The different nature of e-commerce apps
The B2B2C e-commerce ecosystems typically consist of multiple different applications (in short, apps) that are custom built or acquired from a third-party or are part of a legacy system. Usually it is indeed a combination that operates in multiple layers of different operating system platforms.
It is a quite common to find an enterprise e-commerce ecosystem that consists of different websites, instances of ERP such as SAP and has numerous departmental solutions. At the same time, some businesses still use obsolete communication between trade partners, such as using Excel files or sending/receive orders via email.
Simultaneously, we notice that simple tools used by companies are not suitable for automation and integration, of which they are well aware. Nevertheless, all this represents a single application ecosystem of an entire business and all these apps must work together to keep a retailer or supplier in business and continue to operate profitably.
How do businesses allow themselves to get into such a mess?
- First of all, the development of business applications is a difficult matter, especially a single app to run the entire e-commerce business. That is almost impossible. Even large e-commerce solutions only execute part of the entire retailing functions. For this reason, the integration of front- and back-end applications with corporate ERP, for example, is one of the popular searches in Google.
- Separating business functions across multiple applications gives retailers/suppliers the flexibility to choose the "best" CRM, ERP or ORM as they perceive it.
- Each business is a unique organization and usually only one e-commerce solution cannot take all business requirements into account.
- Defining a clear functional separation between systems is a difficult process. Many systems support some of the functions already included in other.
- The different stages of the development of e-commerce business require a distinct level of process automation. As the business grows, so does the ecosystem. Quickly developed fixes and modules "just to solve a local problem" could become a permanent and difficult to change headache in a longer period of time.
- Business expectations are controversial — to maintain a rapid development practice, i.e. to try some kind of app within one or two months, check the result and then move on to get a rich functional system in the future.
On the other hand, for customers and partners, for all those people and organizations who interact with the e-commerce system from the outside, this system looks monolithic to them.
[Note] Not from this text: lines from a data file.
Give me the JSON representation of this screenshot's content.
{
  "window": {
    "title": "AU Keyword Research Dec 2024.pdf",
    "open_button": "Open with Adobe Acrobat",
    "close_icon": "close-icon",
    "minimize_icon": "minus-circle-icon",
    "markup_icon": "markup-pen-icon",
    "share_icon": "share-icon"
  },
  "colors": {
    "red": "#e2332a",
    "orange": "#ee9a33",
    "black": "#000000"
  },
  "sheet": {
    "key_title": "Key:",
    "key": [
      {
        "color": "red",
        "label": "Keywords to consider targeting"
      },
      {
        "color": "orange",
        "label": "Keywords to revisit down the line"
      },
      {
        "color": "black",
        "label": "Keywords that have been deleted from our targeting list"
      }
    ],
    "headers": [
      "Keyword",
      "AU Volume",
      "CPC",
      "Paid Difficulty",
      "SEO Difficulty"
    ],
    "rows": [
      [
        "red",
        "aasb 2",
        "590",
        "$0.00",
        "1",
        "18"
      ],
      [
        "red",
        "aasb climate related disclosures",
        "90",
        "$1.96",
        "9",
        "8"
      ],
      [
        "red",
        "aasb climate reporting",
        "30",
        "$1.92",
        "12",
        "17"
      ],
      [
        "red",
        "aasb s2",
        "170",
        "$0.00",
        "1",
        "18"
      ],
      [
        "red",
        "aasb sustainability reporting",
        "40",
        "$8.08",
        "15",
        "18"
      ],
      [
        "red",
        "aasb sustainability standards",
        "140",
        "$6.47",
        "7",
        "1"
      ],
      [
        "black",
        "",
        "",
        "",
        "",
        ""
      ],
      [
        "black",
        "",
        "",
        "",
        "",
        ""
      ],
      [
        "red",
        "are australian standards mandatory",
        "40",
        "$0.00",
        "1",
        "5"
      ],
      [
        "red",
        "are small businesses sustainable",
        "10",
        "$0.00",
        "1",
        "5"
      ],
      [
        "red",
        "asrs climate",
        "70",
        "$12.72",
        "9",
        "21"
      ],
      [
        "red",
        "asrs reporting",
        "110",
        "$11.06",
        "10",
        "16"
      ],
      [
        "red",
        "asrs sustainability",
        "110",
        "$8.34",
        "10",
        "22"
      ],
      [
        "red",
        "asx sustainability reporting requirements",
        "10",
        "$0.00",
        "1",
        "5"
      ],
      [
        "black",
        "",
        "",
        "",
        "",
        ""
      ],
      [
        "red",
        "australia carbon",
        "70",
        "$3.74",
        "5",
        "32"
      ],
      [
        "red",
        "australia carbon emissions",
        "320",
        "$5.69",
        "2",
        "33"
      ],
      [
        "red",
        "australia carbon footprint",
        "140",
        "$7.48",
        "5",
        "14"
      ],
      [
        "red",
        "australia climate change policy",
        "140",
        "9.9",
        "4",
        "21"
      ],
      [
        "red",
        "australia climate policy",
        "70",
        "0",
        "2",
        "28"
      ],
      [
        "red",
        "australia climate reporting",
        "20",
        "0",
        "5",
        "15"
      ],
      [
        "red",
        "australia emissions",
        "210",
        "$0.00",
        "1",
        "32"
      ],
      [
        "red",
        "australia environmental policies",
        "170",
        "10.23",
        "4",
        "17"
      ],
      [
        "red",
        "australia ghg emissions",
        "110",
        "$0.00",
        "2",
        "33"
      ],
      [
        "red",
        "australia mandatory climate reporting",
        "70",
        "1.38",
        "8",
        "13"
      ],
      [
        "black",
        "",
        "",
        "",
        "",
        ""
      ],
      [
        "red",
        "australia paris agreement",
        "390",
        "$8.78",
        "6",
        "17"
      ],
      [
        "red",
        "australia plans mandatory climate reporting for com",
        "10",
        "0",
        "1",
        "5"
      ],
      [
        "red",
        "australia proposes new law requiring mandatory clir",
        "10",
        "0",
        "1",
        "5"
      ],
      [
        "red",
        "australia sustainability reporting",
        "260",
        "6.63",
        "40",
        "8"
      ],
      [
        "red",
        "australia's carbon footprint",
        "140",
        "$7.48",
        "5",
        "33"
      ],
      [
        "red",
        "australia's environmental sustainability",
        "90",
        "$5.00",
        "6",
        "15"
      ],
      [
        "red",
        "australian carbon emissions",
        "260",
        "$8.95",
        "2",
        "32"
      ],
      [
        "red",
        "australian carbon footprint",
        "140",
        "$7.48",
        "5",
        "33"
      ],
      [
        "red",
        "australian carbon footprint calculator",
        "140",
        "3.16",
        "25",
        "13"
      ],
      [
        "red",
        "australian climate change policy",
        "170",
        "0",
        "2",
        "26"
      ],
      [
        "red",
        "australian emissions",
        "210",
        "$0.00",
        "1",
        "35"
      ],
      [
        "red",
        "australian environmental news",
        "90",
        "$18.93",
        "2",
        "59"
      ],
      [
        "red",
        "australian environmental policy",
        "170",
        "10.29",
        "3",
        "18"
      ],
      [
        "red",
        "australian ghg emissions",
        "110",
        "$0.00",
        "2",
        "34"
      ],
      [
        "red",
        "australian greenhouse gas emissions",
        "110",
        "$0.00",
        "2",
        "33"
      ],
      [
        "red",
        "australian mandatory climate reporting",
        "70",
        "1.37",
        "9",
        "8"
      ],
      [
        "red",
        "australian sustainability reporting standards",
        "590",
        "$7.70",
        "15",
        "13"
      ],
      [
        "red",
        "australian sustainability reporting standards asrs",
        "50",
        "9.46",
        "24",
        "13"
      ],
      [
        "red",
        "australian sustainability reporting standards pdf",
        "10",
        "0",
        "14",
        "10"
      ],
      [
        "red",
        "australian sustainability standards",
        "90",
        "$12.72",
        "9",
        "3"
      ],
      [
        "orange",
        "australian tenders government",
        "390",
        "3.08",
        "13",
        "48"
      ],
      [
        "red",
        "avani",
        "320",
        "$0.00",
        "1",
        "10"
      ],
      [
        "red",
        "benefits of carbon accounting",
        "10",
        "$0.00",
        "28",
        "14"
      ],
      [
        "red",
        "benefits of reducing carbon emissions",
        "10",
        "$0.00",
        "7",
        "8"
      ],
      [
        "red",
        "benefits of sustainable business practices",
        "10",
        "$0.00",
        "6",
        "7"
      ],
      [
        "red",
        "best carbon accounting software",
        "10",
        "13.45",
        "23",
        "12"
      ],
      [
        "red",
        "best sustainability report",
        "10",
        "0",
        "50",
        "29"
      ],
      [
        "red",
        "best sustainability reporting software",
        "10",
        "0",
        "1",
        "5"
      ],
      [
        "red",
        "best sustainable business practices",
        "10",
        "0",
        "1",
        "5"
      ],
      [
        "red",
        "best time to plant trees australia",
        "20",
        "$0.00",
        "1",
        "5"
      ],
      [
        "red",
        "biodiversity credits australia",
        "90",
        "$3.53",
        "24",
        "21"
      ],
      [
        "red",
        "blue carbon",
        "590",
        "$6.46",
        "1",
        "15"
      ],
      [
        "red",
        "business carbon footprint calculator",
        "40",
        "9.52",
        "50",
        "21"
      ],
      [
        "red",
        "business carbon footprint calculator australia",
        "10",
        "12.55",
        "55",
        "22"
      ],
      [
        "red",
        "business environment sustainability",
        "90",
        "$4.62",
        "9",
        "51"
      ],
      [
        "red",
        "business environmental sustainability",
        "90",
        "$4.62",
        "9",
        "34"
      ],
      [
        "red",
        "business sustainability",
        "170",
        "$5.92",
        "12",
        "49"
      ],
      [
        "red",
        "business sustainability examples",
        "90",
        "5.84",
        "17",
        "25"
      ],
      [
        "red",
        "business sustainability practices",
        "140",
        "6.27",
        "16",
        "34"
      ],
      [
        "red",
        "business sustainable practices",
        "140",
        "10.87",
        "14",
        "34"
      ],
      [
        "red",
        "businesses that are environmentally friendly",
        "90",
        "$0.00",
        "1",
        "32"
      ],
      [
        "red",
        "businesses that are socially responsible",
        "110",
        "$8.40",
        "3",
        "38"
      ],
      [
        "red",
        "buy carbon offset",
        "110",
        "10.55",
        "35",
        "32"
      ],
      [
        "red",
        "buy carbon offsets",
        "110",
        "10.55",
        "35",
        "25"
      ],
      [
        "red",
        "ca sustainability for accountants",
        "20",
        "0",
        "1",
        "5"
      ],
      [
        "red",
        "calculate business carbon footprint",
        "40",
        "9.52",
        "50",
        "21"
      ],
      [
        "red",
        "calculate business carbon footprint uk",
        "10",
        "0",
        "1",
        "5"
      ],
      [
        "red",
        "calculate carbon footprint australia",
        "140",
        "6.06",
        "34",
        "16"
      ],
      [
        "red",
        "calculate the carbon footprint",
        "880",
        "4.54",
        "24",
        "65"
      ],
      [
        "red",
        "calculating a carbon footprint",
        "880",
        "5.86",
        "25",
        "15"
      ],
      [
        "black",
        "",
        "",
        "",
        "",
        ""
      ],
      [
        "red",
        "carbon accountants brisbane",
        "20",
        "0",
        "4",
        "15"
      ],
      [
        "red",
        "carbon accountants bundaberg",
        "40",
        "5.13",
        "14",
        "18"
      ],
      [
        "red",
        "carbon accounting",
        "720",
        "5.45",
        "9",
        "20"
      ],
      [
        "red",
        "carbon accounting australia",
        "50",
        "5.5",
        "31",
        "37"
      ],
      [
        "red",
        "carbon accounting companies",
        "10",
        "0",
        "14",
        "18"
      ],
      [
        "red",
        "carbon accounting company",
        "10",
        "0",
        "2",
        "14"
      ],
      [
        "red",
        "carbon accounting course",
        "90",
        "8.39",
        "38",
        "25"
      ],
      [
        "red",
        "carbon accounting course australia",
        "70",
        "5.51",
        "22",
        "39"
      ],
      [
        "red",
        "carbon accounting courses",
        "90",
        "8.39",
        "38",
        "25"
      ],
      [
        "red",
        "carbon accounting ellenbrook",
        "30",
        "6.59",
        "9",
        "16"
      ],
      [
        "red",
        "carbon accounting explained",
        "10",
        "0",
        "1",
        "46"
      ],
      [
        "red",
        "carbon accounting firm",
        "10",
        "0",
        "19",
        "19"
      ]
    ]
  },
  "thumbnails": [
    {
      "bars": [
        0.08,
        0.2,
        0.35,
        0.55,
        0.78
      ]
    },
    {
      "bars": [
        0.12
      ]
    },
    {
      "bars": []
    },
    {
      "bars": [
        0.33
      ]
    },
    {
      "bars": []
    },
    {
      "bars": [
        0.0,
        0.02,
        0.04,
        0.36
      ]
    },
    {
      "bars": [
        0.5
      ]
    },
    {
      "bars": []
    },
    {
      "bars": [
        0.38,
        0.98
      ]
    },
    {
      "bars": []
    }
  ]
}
It is hard to identify internal underlying interactions, the boundaries between apps.
For example, a customer may call to an online store to see whether the last payment has been received. In many enterprises, this simple request can span the website, ERP and billing system. Likewise, a supplier adding a new product may require the coordination of many systems before this product is shown to the consumer on a retailer’s website.
In order to support common business processes and data sharing between apps and databases, all these applications need to be integrated. The integration should ensure efficient, reliable and secure data exchange between multiple applications.
A solid and flexible digital commerce platform should be the backbone of your enterprise e-commerce ecosystem.